Culture of Interpretation

Culture of Interpretation November 17, 2005

Roger Lundin’s Culture of Interpretation (1993)is a very thoughtful discussion of the American cultural context of postmodernism. He argues persuasively for a strong continuity between the Enlightenment and Romanticism (both look to the transcedent self, albeit in different ways, as the source of truth and values), and makes the case that postmodernism is both a continuation of certain strains of romanticism and the exhaustion that has followed the collapse of what Robert Solomon called the transcendental pretense. By focusing so much on the 19th-century American scene Lundin explains why postmodernism found roots in the therapeutic culture of the US.

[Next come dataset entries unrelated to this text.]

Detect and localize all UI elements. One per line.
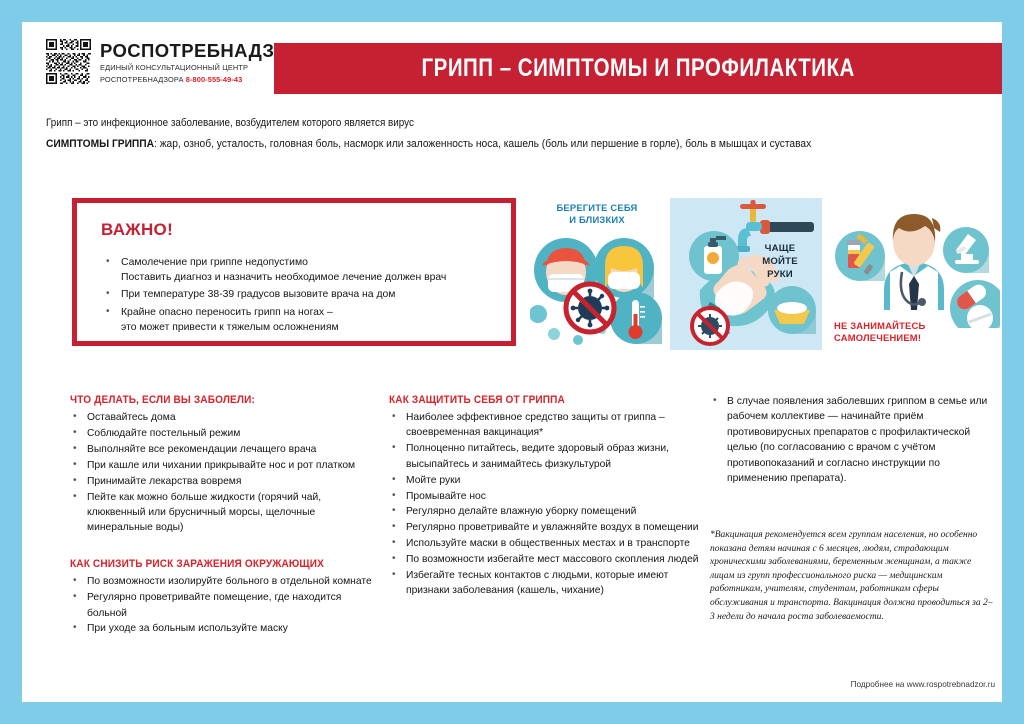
list-item: Наиболее эффективное средство защиты от …	[389, 410, 699, 441]
logo-text-block: РОСПОТРЕБНАДЗОР ЕДИНЫЙ КОНСУЛЬТАЦИОННЫЙ …	[100, 39, 302, 84]
panel2-caption: ЧАЩЕ МОЙТЕ РУКИ	[746, 242, 814, 281]
intro-definition: Грипп – это инфекционное заболевание, во…	[46, 116, 920, 132]
panel2-caption-line1: ЧАЩЕ МОЙТЕ	[762, 243, 798, 267]
organization-name: РОСПОТРЕБНАДЗОР	[100, 40, 302, 61]
list-item: По возможности изолируйте больного в отд…	[70, 574, 375, 589]
panel3-caption: НЕ ЗАНИМАЙТЕСЬ САМОЛЕЧЕНИЕМ!	[834, 320, 952, 344]
title-banner: ГРИПП – СИМПТОМЫ И ПРОФИЛАКТИКА	[274, 43, 1002, 94]
panel3-caption-line2: САМОЛЕЧЕНИЕМ!	[834, 332, 921, 343]
panel1-caption-line2: И БЛИЗКИХ	[569, 214, 625, 225]
poster-header: РОСПОТРЕБНАДЗОР ЕДИНЫЙ КОНСУЛЬТАЦИОННЫЙ …	[22, 22, 1002, 94]
list-item: Оставайтесь дома	[70, 410, 375, 425]
illustration-panel-no-self-medication: НЕ ЗАНИМАЙТЕСЬ САМОЛЕЧЕНИЕМ!	[828, 194, 1000, 359]
list-item: Промывайте нос	[389, 489, 699, 504]
panel3-graphic	[828, 198, 1000, 328]
intro-block: Грипп – это инфекционное заболевание, во…	[46, 116, 986, 152]
list-item: При уходе за больным используйте маску	[70, 621, 375, 636]
illustration-panel-wash-hands: ЧАЩЕ МОЙТЕ РУКИ	[670, 198, 822, 350]
section-title-if-you-are-sick: ЧТО ДЕЛАТЬ, ЕСЛИ ВЫ ЗАБОЛЕЛИ:	[70, 394, 360, 406]
panel1-caption-line1: БЕРЕГИТЕ СЕБЯ	[556, 202, 637, 213]
list-item: Мойте руки	[389, 473, 699, 488]
list-item: Пейте как можно больше жидкости (горячий…	[70, 490, 375, 536]
column-right: В случае появления заболевших гриппом в …	[710, 394, 995, 634]
list-item: Используйте маски в общественных местах …	[389, 536, 699, 551]
panel1-caption: БЕРЕГИТЕ СЕБЯ И БЛИЗКИХ	[536, 202, 658, 226]
column-left: ЧТО ДЕЛАТЬ, ЕСЛИ ВЫ ЗАБОЛЕЛИ: Оставайтес…	[70, 394, 375, 637]
consulting-center-line2: РОСПОТРЕБНАДЗОРА 8-800-555-49-43	[100, 75, 302, 85]
section-title-reduce-risk: КАК СНИЗИТЬ РИСК ЗАРАЖЕНИЯ ОКРУЖАЮЩИХ	[70, 558, 360, 570]
panel1-graphic	[530, 226, 670, 356]
list-item: Принимайте лекарства вовремя	[70, 474, 375, 489]
symptoms-label: СИМПТОМЫ ГРИППА	[46, 138, 154, 150]
important-item: Самолечение при гриппе недопустимо Поста…	[103, 255, 503, 285]
list-item: Регулярно проветривайте помещение, где н…	[70, 590, 375, 621]
important-item: Крайне опасно переносить грипп на ногах …	[103, 305, 503, 335]
if-you-are-sick-list: Оставайтесь дома Соблюдайте постельный р…	[70, 410, 375, 536]
important-box: ВАЖНО! Самолечение при гриппе недопустим…	[72, 198, 516, 346]
list-item: Соблюдайте постельный режим	[70, 426, 375, 441]
list-item: Выполняйте все рекомендации лечащего вра…	[70, 442, 375, 457]
intro-symptoms: СИМПТОМЫ ГРИППА: жар, озноб, усталость, …	[46, 137, 920, 153]
section-title-protect-yourself: КАК ЗАЩИТИТЬ СЕБЯ ОТ ГРИППА	[389, 394, 684, 406]
consulting-center-org: РОСПОТРЕБНАДЗОРА	[100, 75, 184, 84]
hotline-phone: 8-800-555-49-43	[186, 75, 243, 84]
consulting-center-line1: ЕДИНЫЙ КОНСУЛЬТАЦИОННЫЙ ЦЕНТР	[100, 63, 302, 73]
list-item: В случае появления заболевших гриппом в …	[710, 394, 995, 486]
list-item: Регулярно проветривайте и увлажняйте воз…	[389, 520, 699, 535]
panel3-caption-line1: НЕ ЗАНИМАЙТЕСЬ	[834, 320, 925, 331]
organization-logo: РОСПОТРЕБНАДЗОР ЕДИНЫЙ КОНСУЛЬТАЦИОННЫЙ …	[46, 39, 302, 84]
qr-code-icon	[46, 39, 91, 84]
important-item-text-cont: это может привести к тяжелым осложнениям	[121, 320, 503, 335]
list-item: При кашле или чихании прикрывайте нос и …	[70, 458, 375, 473]
important-list: Самолечение при гриппе недопустимо Поста…	[103, 255, 503, 337]
footer-website-link[interactable]: Подробнее на www.rospotrebnadzor.ru	[710, 680, 995, 689]
list-item: По возможности избегайте мест массового …	[389, 552, 699, 567]
panel2-caption-line2: РУКИ	[767, 269, 793, 280]
symptoms-text: : жар, озноб, усталость, головная боль, …	[154, 138, 811, 150]
important-title: ВАЖНО!	[101, 220, 173, 240]
column-middle: КАК ЗАЩИТИТЬ СЕБЯ ОТ ГРИППА Наиболее эфф…	[389, 394, 699, 599]
list-item: Полноценно питайтесь, ведите здоровый об…	[389, 441, 699, 472]
no-virus-icon	[566, 284, 614, 332]
important-item-text: Самолечение при гриппе недопустимо	[121, 257, 308, 268]
important-item-text: Крайне опасно переносить грипп на ногах …	[121, 307, 333, 318]
important-item-text-cont: Поставить диагноз и назначить необходимо…	[121, 270, 503, 285]
important-item: При температуре 38-39 градусов вызовите …	[103, 287, 503, 302]
illustration-panel-protect-yourself: БЕРЕГИТЕ СЕБЯ И БЛИЗКИХ	[530, 194, 670, 359]
list-item: Регулярно делайте влажную уборку помещен…	[389, 504, 699, 519]
outbreak-list: В случае появления заболевших гриппом в …	[710, 394, 995, 486]
list-item: Избегайте тесных контактов с людьми, кот…	[389, 568, 699, 599]
illustrations-block: БЕРЕГИТЕ СЕБЯ И БЛИЗКИХ	[530, 194, 1000, 359]
vaccination-footnote: *Вакцинация рекомендуется всем группам н…	[710, 529, 995, 624]
protect-yourself-list: Наиболее эффективное средство защиты от …	[389, 410, 699, 599]
reduce-risk-list: По возможности изолируйте больного в отд…	[70, 574, 375, 637]
poster-page: РОСПОТРЕБНАДЗОР ЕДИНЫЙ КОНСУЛЬТАЦИОННЫЙ …	[22, 22, 1002, 702]
page-title: ГРИПП – СИМПТОМЫ И ПРОФИЛАКТИКА	[421, 54, 854, 83]
no-virus-icon	[692, 308, 728, 344]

Lundin is at his best when detailing the romantic background of postmodernism, but he is weaker when he gets to Derrida and other post-structuralists. Merold Westphal’s comment that the postmodernism is a “meditation” on certain Pauline themes excluded by modernity (the partiality of human knowledge, the reality of self-interest, the impossibility of neutrality), for instance, deserves more than the derogatory dismissal that Lundin gives it. There were other places where I would dispute Lundin’s take on things. But the flaws of the book are greatly overshadowed by its virtues. This learned and historically-sensitive study of contemporary culture is well worth reading.